Other senior Republicans announced their intention to retire earlier in the election cycle, including Sens. Rob Portman (Ohio), Roy Blunt (Mo.), Richard Burr (N.C.) and Richard Shelby (Ala.).
But those announcements were seen more as a reflection of their long Senate careers and desire to move on to the next chapters of their lives than a statement on the political environment.
In recent weeks, however, the sentiment is growing that Republicans could win back both the Senate as well as the House later this year.
Sabato’s Crystal Ball at the University of Virginia’s Center for Politics shifted three Senate races in Arizona, Georgia and Nevada where Democrats were favored to the “toss-up” category in November.
“If the environment doesn’t change, I think the Democrats are defending enough vulnerable Senate seats that you probably expect the Republicans to win at least one of them,” said Kyle Kondik, the managing editor of Sabato’s Crystal Ball.
“Conventional wisdom is that the House flips before the Senate, which I think is probably right, but I think both majorities are very much in peril given the political situation,” he said, noting that “there’s opportunity for that to change” in the next ten months before Election Day.
Senate Minority Leader Mitch McConnell (R-Ky.) has made no secret of the fact that he’s optimistic about a Republican takeover of the Senate later this year.
“I think we’re going to have a good environment,” McConnell told reporters last month, pointing to the results in the recent Virginia and New Jersey elections.
He said it’s “very difficult to explain the outcome in New Jersey in any other way than it was a referendum on the Biden administration,” pointing out that Biden carried the state by 16 points in 2020 and yet the little-known and underfunded Republican candidate for governor, Jack Ciattarelli, came within 3 points of defeating incumbent Phil Murphy (D).

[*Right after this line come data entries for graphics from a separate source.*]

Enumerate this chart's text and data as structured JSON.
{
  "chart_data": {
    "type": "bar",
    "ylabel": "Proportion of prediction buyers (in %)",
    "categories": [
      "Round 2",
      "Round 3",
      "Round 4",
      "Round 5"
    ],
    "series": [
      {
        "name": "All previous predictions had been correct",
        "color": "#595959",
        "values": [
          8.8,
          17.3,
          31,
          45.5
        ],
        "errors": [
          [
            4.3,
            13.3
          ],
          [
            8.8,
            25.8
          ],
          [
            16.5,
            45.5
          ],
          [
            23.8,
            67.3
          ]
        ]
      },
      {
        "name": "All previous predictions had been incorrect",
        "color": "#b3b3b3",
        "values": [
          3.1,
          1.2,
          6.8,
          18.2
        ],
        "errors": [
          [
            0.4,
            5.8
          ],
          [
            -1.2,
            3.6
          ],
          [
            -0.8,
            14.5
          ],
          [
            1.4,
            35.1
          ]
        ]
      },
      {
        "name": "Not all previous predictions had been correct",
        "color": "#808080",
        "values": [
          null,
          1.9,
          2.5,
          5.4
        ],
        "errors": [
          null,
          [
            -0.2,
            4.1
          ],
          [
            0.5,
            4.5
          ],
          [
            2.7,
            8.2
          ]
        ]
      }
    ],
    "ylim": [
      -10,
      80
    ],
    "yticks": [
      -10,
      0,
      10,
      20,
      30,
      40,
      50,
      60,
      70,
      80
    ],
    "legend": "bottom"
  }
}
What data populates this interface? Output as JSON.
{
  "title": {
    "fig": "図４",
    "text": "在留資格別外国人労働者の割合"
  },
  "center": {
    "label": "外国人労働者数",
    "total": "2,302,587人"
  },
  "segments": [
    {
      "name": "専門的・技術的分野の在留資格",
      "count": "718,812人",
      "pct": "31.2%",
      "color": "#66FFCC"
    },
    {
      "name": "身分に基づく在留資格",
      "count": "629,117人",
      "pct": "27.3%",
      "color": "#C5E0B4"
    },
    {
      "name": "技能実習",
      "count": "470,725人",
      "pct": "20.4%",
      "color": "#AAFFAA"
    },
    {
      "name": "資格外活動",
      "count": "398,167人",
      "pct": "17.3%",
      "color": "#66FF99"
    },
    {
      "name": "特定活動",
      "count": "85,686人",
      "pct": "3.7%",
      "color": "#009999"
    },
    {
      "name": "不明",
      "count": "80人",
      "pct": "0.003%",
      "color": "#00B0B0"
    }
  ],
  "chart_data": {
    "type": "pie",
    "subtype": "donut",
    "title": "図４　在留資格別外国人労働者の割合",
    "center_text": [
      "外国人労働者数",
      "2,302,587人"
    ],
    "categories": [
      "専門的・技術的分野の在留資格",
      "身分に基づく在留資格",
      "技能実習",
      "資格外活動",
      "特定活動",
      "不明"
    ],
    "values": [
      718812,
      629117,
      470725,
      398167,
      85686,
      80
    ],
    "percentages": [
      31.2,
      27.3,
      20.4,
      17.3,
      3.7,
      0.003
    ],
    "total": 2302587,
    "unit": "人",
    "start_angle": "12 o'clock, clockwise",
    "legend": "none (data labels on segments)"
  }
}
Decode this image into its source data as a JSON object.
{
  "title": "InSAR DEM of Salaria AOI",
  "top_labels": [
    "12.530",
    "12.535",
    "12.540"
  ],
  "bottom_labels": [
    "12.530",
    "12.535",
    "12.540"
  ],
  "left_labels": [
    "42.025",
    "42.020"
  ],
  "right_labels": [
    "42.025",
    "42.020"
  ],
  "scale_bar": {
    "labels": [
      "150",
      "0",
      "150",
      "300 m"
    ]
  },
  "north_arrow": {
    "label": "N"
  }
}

“If you look at the nature of their problems, the open border, the raging inflation, the rise in crime, I think the likelihood of their dilemma getting much better in a year is pretty slim. Secondly, you know the history. There are only three times in American history where the party of the president has actually gained seats two years into a first term,” McConnell observed.
Ross K. Baker, a professor of political science at Rutgers University, who has held several Senate fellowships, said if the election were held tomorrow “the Democrats would take a beating.”
Baker, however, said the outcome of the 2022 midterms are tough to predict 10 months out because of a number of wild cards, not the least of which is the influence of Trump, who is battling McConnell, Thune and other members of the GOP establishment.
“A lot depends on the personal idiosyncrasies of Donald Trump and what he does on the sidelines of American politics,” he said. “He’s someone who is completely unpredictable.”
Baker also said the number of COVID-19 infections and inflation numbers — both of which are souring the public view of Biden’s presidency — could improve.
“The interpretation of how the administration is handling COVID as of the first week of 2022 may be very different in how things look in October of 2022. The inflation, for example, may abate as the supply chains become unfrozen,” he said. “So much is in flux.”